Toledo Rockets vs Air Force Falcons



You might think that a late December bowl played on a Wednesday afternoon in a stadium no longer used for NFL football will be a complete and total dud.

You would be wrong to dismiss the 2011 Military Bowl in such fashion.

When the Toledo Rockets play the Air Force Falcons at RFK Stadium in Washington, D.C., a fascinating football chess match could emerge, satisfying pigskin connoisseurs across the country.

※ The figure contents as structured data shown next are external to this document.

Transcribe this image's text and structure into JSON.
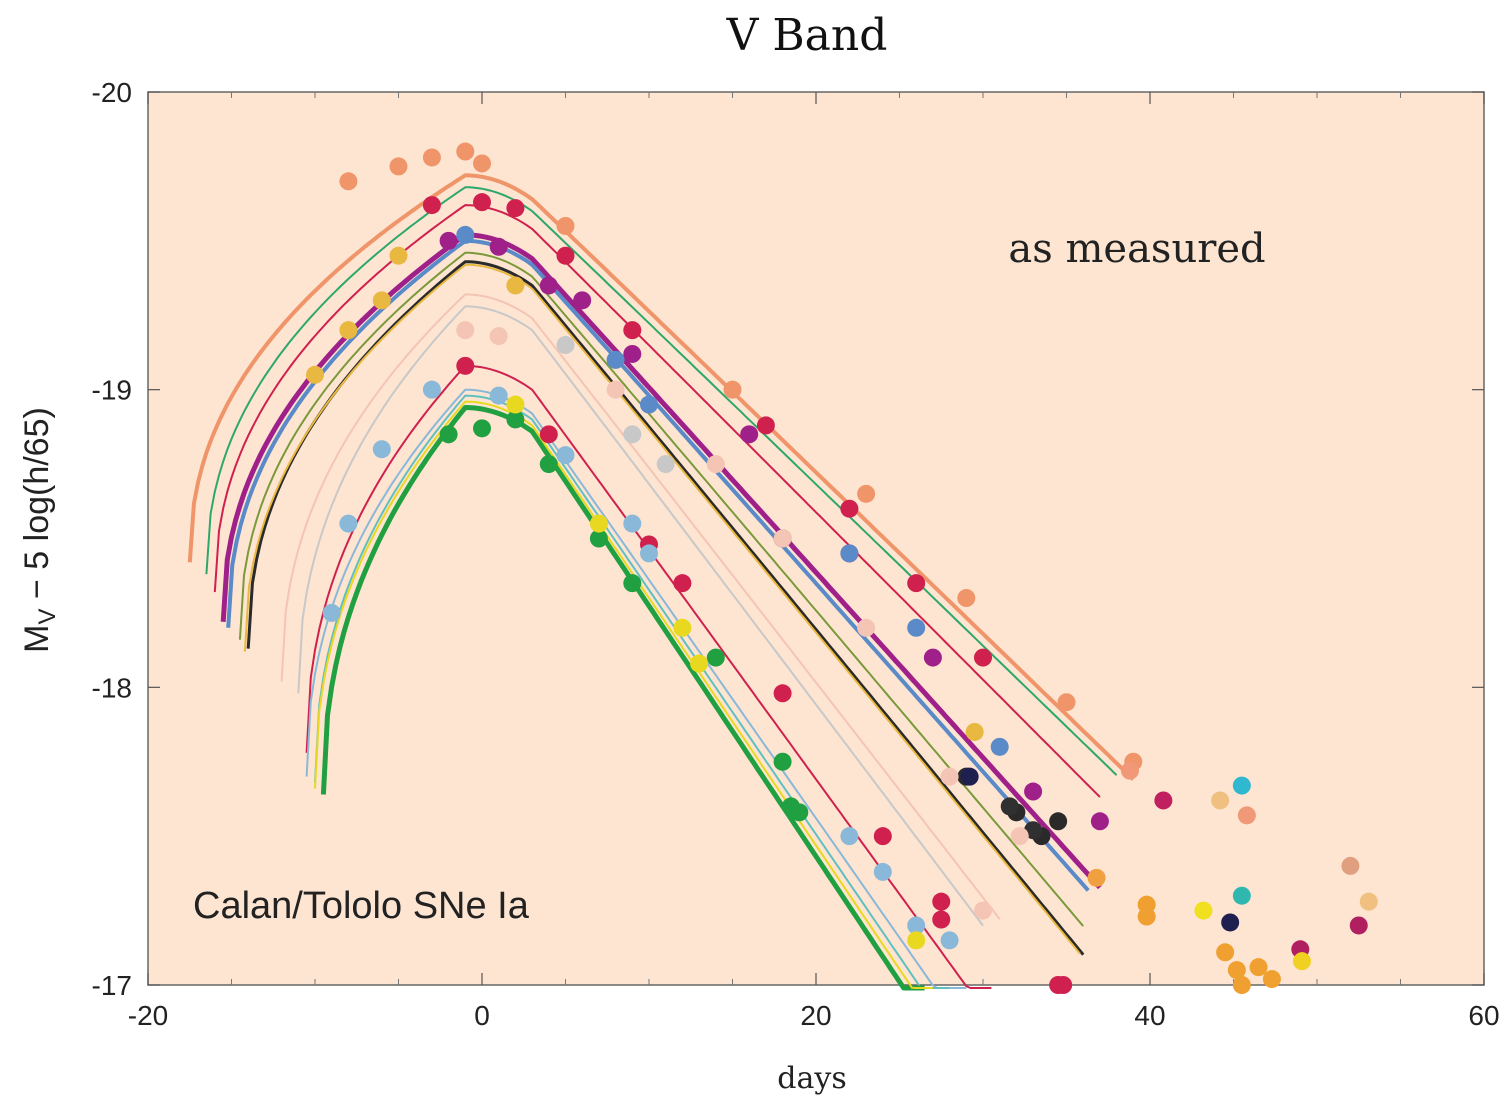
{
  "chart_data": {
    "type": "line",
    "title": "V Band",
    "xlabel": "days",
    "ylabel_main": "M",
    "ylabel_sub": "V",
    "ylabel_rest": " − 5 log(h/65)",
    "annotation_top": "as measured",
    "annotation_bottom": "Calan/Tololo SNe Ia",
    "xlim": [
      -20,
      60
    ],
    "ylim": [
      -20,
      -17
    ],
    "y_inverted": true,
    "x_ticks": [
      -20,
      0,
      20,
      40,
      60
    ],
    "y_ticks": [
      -20,
      -19,
      -18,
      -17
    ],
    "grid": false,
    "background": "#fde5d2",
    "series": [
      {
        "color": "#f0956a",
        "width": 4,
        "peak": -19.72,
        "start": -17.5,
        "decline": 0.052,
        "end": 39,
        "points": [
          [
            -8,
            -19.7
          ],
          [
            -5,
            -19.75
          ],
          [
            -3,
            -19.78
          ],
          [
            -1,
            -19.8
          ],
          [
            0,
            -19.76
          ],
          [
            5,
            -19.55
          ],
          [
            15,
            -19.0
          ],
          [
            23,
            -18.65
          ],
          [
            29,
            -18.3
          ],
          [
            35,
            -17.95
          ],
          [
            39,
            -17.75
          ]
        ]
      },
      {
        "color": "#2ea86a",
        "width": 2,
        "peak": -19.68,
        "start": -16.5,
        "decline": 0.052,
        "end": 38,
        "points": []
      },
      {
        "color": "#d0204e",
        "width": 2,
        "peak": -19.62,
        "start": -16,
        "decline": 0.054,
        "end": 37,
        "points": [
          [
            -3,
            -19.62
          ],
          [
            0,
            -19.63
          ],
          [
            2,
            -19.61
          ],
          [
            5,
            -19.45
          ],
          [
            9,
            -19.2
          ],
          [
            17,
            -18.88
          ],
          [
            22,
            -18.6
          ],
          [
            26,
            -18.35
          ],
          [
            30,
            -18.1
          ]
        ]
      },
      {
        "color": "#a0208a",
        "width": 5,
        "peak": -19.52,
        "start": -15.5,
        "decline": 0.06,
        "end": 37,
        "points": [
          [
            -2,
            -19.5
          ],
          [
            1,
            -19.48
          ],
          [
            4,
            -19.35
          ],
          [
            6,
            -19.3
          ],
          [
            9,
            -19.12
          ],
          [
            16,
            -18.85
          ],
          [
            22,
            -18.45
          ],
          [
            27,
            -18.1
          ],
          [
            33,
            -17.65
          ],
          [
            37,
            -17.55
          ]
        ]
      },
      {
        "color": "#5a8ac8",
        "width": 4,
        "peak": -19.5,
        "start": -15.2,
        "decline": 0.061,
        "end": 36.5,
        "points": [
          [
            -1,
            -19.52
          ],
          [
            8,
            -19.1
          ],
          [
            10,
            -18.95
          ],
          [
            22,
            -18.45
          ],
          [
            26,
            -18.2
          ],
          [
            31,
            -17.8
          ]
        ]
      },
      {
        "color": "#7a9a3a",
        "width": 2,
        "peak": -19.46,
        "start": -14.5,
        "decline": 0.064,
        "end": 36,
        "points": []
      },
      {
        "color": "#2a2a2a",
        "width": 3,
        "peak": -19.43,
        "start": -14,
        "decline": 0.066,
        "end": 36,
        "points": [
          [
            18,
            -18.5
          ],
          [
            29,
            -17.7
          ],
          [
            32,
            -17.58
          ],
          [
            33.5,
            -17.5
          ],
          [
            34.5,
            -17.55
          ]
        ]
      },
      {
        "color": "#e8b840",
        "width": 2,
        "peak": -19.42,
        "start": -14.2,
        "decline": 0.066,
        "end": 36,
        "points": [
          [
            -5,
            -19.45
          ],
          [
            -6,
            -19.3
          ],
          [
            -8,
            -19.2
          ],
          [
            -10,
            -19.05
          ],
          [
            2,
            -19.35
          ],
          [
            29.5,
            -17.85
          ]
        ]
      },
      {
        "color": "#f4c4b4",
        "width": 2,
        "peak": -19.32,
        "start": -12,
        "decline": 0.07,
        "end": 31,
        "points": [
          [
            -1,
            -19.2
          ],
          [
            1,
            -19.18
          ],
          [
            8,
            -19.0
          ],
          [
            14,
            -18.75
          ],
          [
            18,
            -18.5
          ],
          [
            23,
            -18.2
          ],
          [
            28,
            -17.7
          ],
          [
            30,
            -17.25
          ]
        ]
      },
      {
        "color": "#c8c8c8",
        "width": 2,
        "peak": -19.28,
        "start": -11,
        "decline": 0.072,
        "end": 30,
        "points": [
          [
            5,
            -19.15
          ],
          [
            9,
            -18.85
          ],
          [
            11,
            -18.75
          ]
        ]
      },
      {
        "color": "#d0204e",
        "width": 2,
        "peak": -19.08,
        "start": -10.5,
        "decline": 0.075,
        "end": 30.5,
        "points": [
          [
            -1,
            -19.08
          ],
          [
            4,
            -18.85
          ],
          [
            10,
            -18.48
          ],
          [
            12,
            -18.35
          ],
          [
            18,
            -17.98
          ],
          [
            24,
            -17.5
          ],
          [
            27.5,
            -17.28
          ],
          [
            27.5,
            -17.22
          ],
          [
            34.5,
            -17.0
          ]
        ]
      },
      {
        "color": "#8ab8d8",
        "width": 2,
        "peak": -19.0,
        "start": -10.5,
        "decline": 0.078,
        "end": 29,
        "points": [
          [
            -9,
            -18.25
          ],
          [
            -8,
            -18.55
          ],
          [
            -6,
            -18.8
          ],
          [
            -3,
            -19.0
          ],
          [
            1,
            -18.98
          ],
          [
            5,
            -18.78
          ],
          [
            9,
            -18.55
          ],
          [
            10,
            -18.45
          ],
          [
            22,
            -17.5
          ],
          [
            24,
            -17.38
          ],
          [
            26,
            -17.2
          ],
          [
            28,
            -17.15
          ]
        ]
      },
      {
        "color": "#60c0c0",
        "width": 2,
        "peak": -18.98,
        "start": -10,
        "decline": 0.08,
        "end": 28,
        "points": []
      },
      {
        "color": "#20a040",
        "width": 5,
        "peak": -18.94,
        "start": -9.5,
        "decline": 0.082,
        "end": 26.5,
        "points": [
          [
            -2,
            -18.85
          ],
          [
            0,
            -18.87
          ],
          [
            2,
            -18.9
          ],
          [
            4,
            -18.75
          ],
          [
            7,
            -18.5
          ],
          [
            9,
            -18.35
          ],
          [
            14,
            -18.1
          ],
          [
            18,
            -17.75
          ],
          [
            18.5,
            -17.6
          ],
          [
            19,
            -17.58
          ]
        ]
      },
      {
        "color": "#e8d820",
        "width": 2,
        "peak": -18.96,
        "start": -10,
        "decline": 0.081,
        "end": 27,
        "points": [
          [
            2,
            -18.95
          ],
          [
            7,
            -18.55
          ],
          [
            12,
            -18.2
          ],
          [
            13,
            -18.08
          ],
          [
            26,
            -17.15
          ]
        ]
      }
    ],
    "scatter_extra": [
      {
        "x": 40.8,
        "y": -17.62,
        "color": "#c02060"
      },
      {
        "x": 44.2,
        "y": -17.62,
        "color": "#f0c080"
      },
      {
        "x": 45.5,
        "y": -17.67,
        "color": "#30b8d0"
      },
      {
        "x": 45.8,
        "y": -17.57,
        "color": "#f09878"
      },
      {
        "x": 45.5,
        "y": -17.3,
        "color": "#30b8b0"
      },
      {
        "x": 36.8,
        "y": -17.36,
        "color": "#f0a040"
      },
      {
        "x": 39.8,
        "y": -17.23,
        "color": "#f0a030"
      },
      {
        "x": 39.8,
        "y": -17.27,
        "color": "#f0a030"
      },
      {
        "x": 43.2,
        "y": -17.25,
        "color": "#f0e020"
      },
      {
        "x": 44.8,
        "y": -17.21,
        "color": "#202050"
      },
      {
        "x": 44.5,
        "y": -17.11,
        "color": "#f0a030"
      },
      {
        "x": 45.2,
        "y": -17.05,
        "color": "#f0a030"
      },
      {
        "x": 46.5,
        "y": -17.06,
        "color": "#f0a030"
      },
      {
        "x": 47.3,
        "y": -17.02,
        "color": "#f0a030"
      },
      {
        "x": 45.5,
        "y": -17.0,
        "color": "#f0a030"
      },
      {
        "x": 49.0,
        "y": -17.12,
        "color": "#b02060"
      },
      {
        "x": 49.1,
        "y": -17.08,
        "color": "#f0d020"
      },
      {
        "x": 52.0,
        "y": -17.4,
        "color": "#e0a080"
      },
      {
        "x": 52.5,
        "y": -17.2,
        "color": "#b02060"
      },
      {
        "x": 53.1,
        "y": -17.28,
        "color": "#f0c080"
      },
      {
        "x": 34.8,
        "y": -17.0,
        "color": "#d02050"
      },
      {
        "x": 31.6,
        "y": -17.6,
        "color": "#303030"
      },
      {
        "x": 33.0,
        "y": -17.52,
        "color": "#303030"
      },
      {
        "x": 29.2,
        "y": -17.7,
        "color": "#202050"
      },
      {
        "x": 32.2,
        "y": -17.5,
        "color": "#f4c4b4"
      },
      {
        "x": 38.8,
        "y": -17.72,
        "color": "#f09878"
      }
    ]
  }
}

Don’t look at the outer labels of these teams when assessing the Toledo-Air Force matchup. It’s true that the Mid-American Conference is the tenth-strongest league in the Football Bowl Subdivision, ahead of only the Sun Belt. However, the team from Toledo that is making its way to the nation’s capital city is much more accomplished than its MAC identifier or its 8-4 record would initially indicate. Coach Tim Beckman has done high-quality work with a team that fell apart on defense in the one game it couldn’t afford to lose, a home date with MAC West Division rival Northern Illinois earlier this season. When Toledo lost that 63-60 shootout, it lost leverage in its division and thereby was denied in its quest for a conference championship… a conference championship Northern Illinois won the other night in Detroit over Ohio University. In the rest of its 2011 schedule, however, Toledo has performed with distinction.

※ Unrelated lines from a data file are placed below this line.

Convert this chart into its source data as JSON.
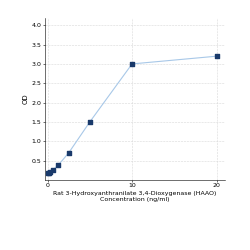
{
  "x": [
    0,
    0.156,
    0.313,
    0.625,
    1.25,
    2.5,
    5,
    10,
    20
  ],
  "y": [
    0.175,
    0.19,
    0.21,
    0.26,
    0.38,
    0.7,
    1.5,
    3.0,
    3.2
  ],
  "line_color": "#a8c8e8",
  "marker_color": "#1a3a6b",
  "marker_style": "s",
  "marker_size": 3,
  "line_width": 0.8,
  "xlabel_line1": "Rat 3-Hydroxyanthranilate 3,4-Dioxygenase (HAAO)",
  "xlabel_line2": "Concentration (ng/ml)",
  "ylabel": "OD",
  "xlim": [
    -0.3,
    21
  ],
  "ylim": [
    0,
    4.2
  ],
  "yticks": [
    0.5,
    1,
    1.5,
    2,
    2.5,
    3,
    3.5,
    4
  ],
  "xticks": [
    0,
    10,
    20
  ],
  "grid_color": "#d8d8d8",
  "background_color": "#ffffff",
  "font_size_label": 4.5,
  "font_size_tick": 4.5,
  "font_size_ylabel": 5
}
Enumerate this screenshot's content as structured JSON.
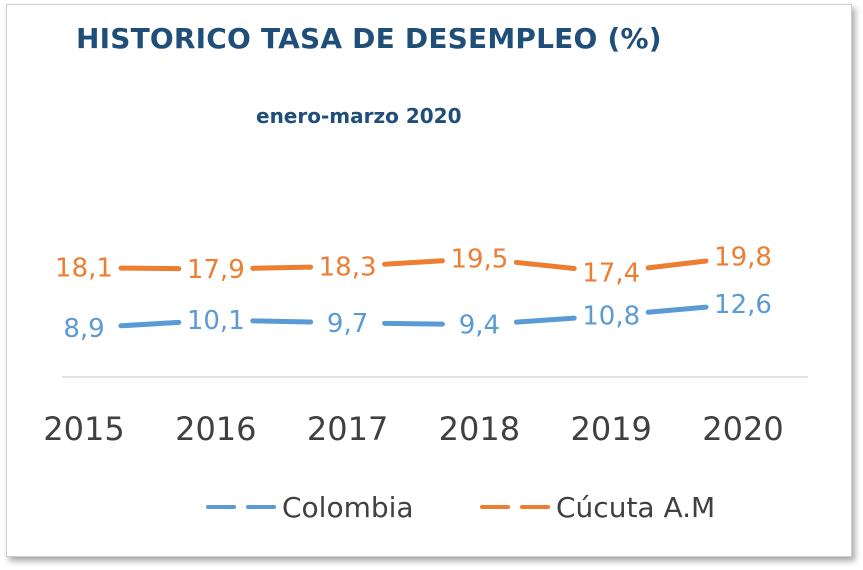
{
  "chart_data": {
    "type": "line",
    "title": "HISTORICO TASA DE DESEMPLEO (%)",
    "subtitle": "enero-marzo 2020",
    "categories": [
      "2015",
      "2016",
      "2017",
      "2018",
      "2019",
      "2020"
    ],
    "series": [
      {
        "name": "Colombia",
        "values": [
          8.9,
          10.1,
          9.7,
          9.4,
          10.8,
          12.6
        ],
        "labels": [
          "8,9",
          "10,1",
          "9,7",
          "9,4",
          "10,8",
          "12,6"
        ],
        "color": "#5b9bd5"
      },
      {
        "name": "Cúcuta A.M",
        "values": [
          18.1,
          17.9,
          18.3,
          19.5,
          17.4,
          19.8
        ],
        "labels": [
          "18,1",
          "17,9",
          "18,3",
          "19,5",
          "17,4",
          "19,8"
        ],
        "color": "#ed7d31"
      }
    ],
    "legend_position": "bottom",
    "grid": false
  }
}
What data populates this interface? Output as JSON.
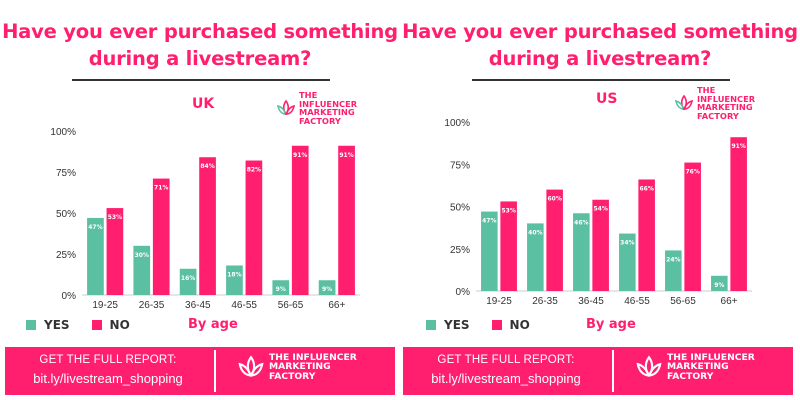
{
  "colors": {
    "yes": "#5bbfa1",
    "no": "#ff1f6e",
    "accent": "#ff1f6e",
    "axis": "#cccccc",
    "text": "#333333"
  },
  "brand": {
    "name": "THE INFLUENCER MARKETING FACTORY",
    "icon": "lotus-logo-icon"
  },
  "legend": {
    "yes": "YES",
    "no": "NO",
    "by_age": "By age"
  },
  "footer": {
    "cta": "GET THE FULL REPORT:",
    "link": "bit.ly/livestream_shopping"
  },
  "chart_data": [
    {
      "type": "bar",
      "title": "Have you ever purchased something during a livestream?",
      "subtitle": "UK",
      "categories": [
        "19-25",
        "26-35",
        "36-45",
        "46-55",
        "56-65",
        "66+"
      ],
      "series": [
        {
          "name": "YES",
          "values": [
            47,
            30,
            16,
            18,
            9,
            9
          ]
        },
        {
          "name": "NO",
          "values": [
            53,
            71,
            84,
            82,
            91,
            91
          ]
        }
      ],
      "value_labels": {
        "YES": [
          "47%",
          "30%",
          "16%",
          "18%",
          "9%",
          "9%"
        ],
        "NO": [
          "53%",
          "71%",
          "84%",
          "82%",
          "91%",
          "91%"
        ]
      },
      "yticks": [
        "0%",
        "25%",
        "50%",
        "75%",
        "100%"
      ],
      "ylim": [
        0,
        100
      ],
      "xlabel": "By age",
      "grid": false,
      "legend_position": "bottom-left"
    },
    {
      "type": "bar",
      "title": "Have you ever purchased something during a livestream?",
      "subtitle": "US",
      "categories": [
        "19-25",
        "26-35",
        "36-45",
        "46-55",
        "56-65",
        "66+"
      ],
      "series": [
        {
          "name": "YES",
          "values": [
            47,
            40,
            46,
            34,
            24,
            9
          ]
        },
        {
          "name": "NO",
          "values": [
            53,
            60,
            54,
            66,
            76,
            91
          ]
        }
      ],
      "value_labels": {
        "YES": [
          "47%",
          "40%",
          "46%",
          "34%",
          "24%",
          "9%"
        ],
        "NO": [
          "53%",
          "60%",
          "54%",
          "66%",
          "76%",
          "91%"
        ]
      },
      "yticks": [
        "0%",
        "25%",
        "50%",
        "75%",
        "100%"
      ],
      "ylim": [
        0,
        100
      ],
      "xlabel": "By age",
      "grid": false,
      "legend_position": "bottom-left"
    }
  ]
}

The Rockets have four losses to their credit, and all of them were noble in some way, even the shootout loss to a distinguished Northern Illinois squad. One of Toledo’s losses, in fact, shouldn’t have been a loss. The Rockets watched Syracuse miss an extra point late in regulation, which should have set up the Rockets for a game-winning field goal attempt on their subsequent drive. Yet, the Big East replay booth inexplicably upheld a call on the field which signaled that the kick was good. Toledo did kick a field goal on its ensuing drive, but instead of producing a 30-29 win, the three-pointer merely created overtime at 30-all. Syracuse won the game 33-30 in overtime, creating one of the bigger on-field controversies of the 2011 season.

Toledo’s other losses had their share of nobility: The Rockets lost by five points at Ohio State and were denied in the Buckeyes’ red zone on the final play of regulation. Toledo also pushed Boise State hard before committing a devastating red-zone turnover midway through the third quarter to lose hope of an upset. Toledo is still viewed by many observers as the most complete team in the MAC. Again, its defense simply fell apart on the one night when it needed to be remotely competent. That’s why the Rockets are here and not in the GoDaddy.com Bowl against Sun Belt champion Arkansas State.

On the other side of the divide, it might be similarly easy to view Air Force as a ho-hum team this year, and frankly, the Falcons have not had their best season under head coach Troy Calhoun. A 7-5 campaign with home-field losses to Wyoming and San Diego State certainly ranks as a subpar season in Colorado Springs. However, Air Force retained the Commander-In-Chief’s Trophy this season and played Boise State on relatively even terms for four hard-fought quarters on the smurf turf of Idaho. This is still a fun team to watch with quarterback Tim Jefferson directing an offense that gives defensive coordinators dozens of different looks per game, often changing formations before the snap. If you love thoughtful and creative uses of personnel, Calhoun – like Beckman from Toledo – loves to mix things up. This game will be a delight to watch from a play caller’s perspective. It will offer a seminar on how to throw defenses off balance with shifts and other pre-snap realignments.

The records suggest this is not an interesting game. If you look beyond the outer layers of Toledo’s and Air Force’s profiles, however, you’ll see that there’s much more to these teams than meets the eye.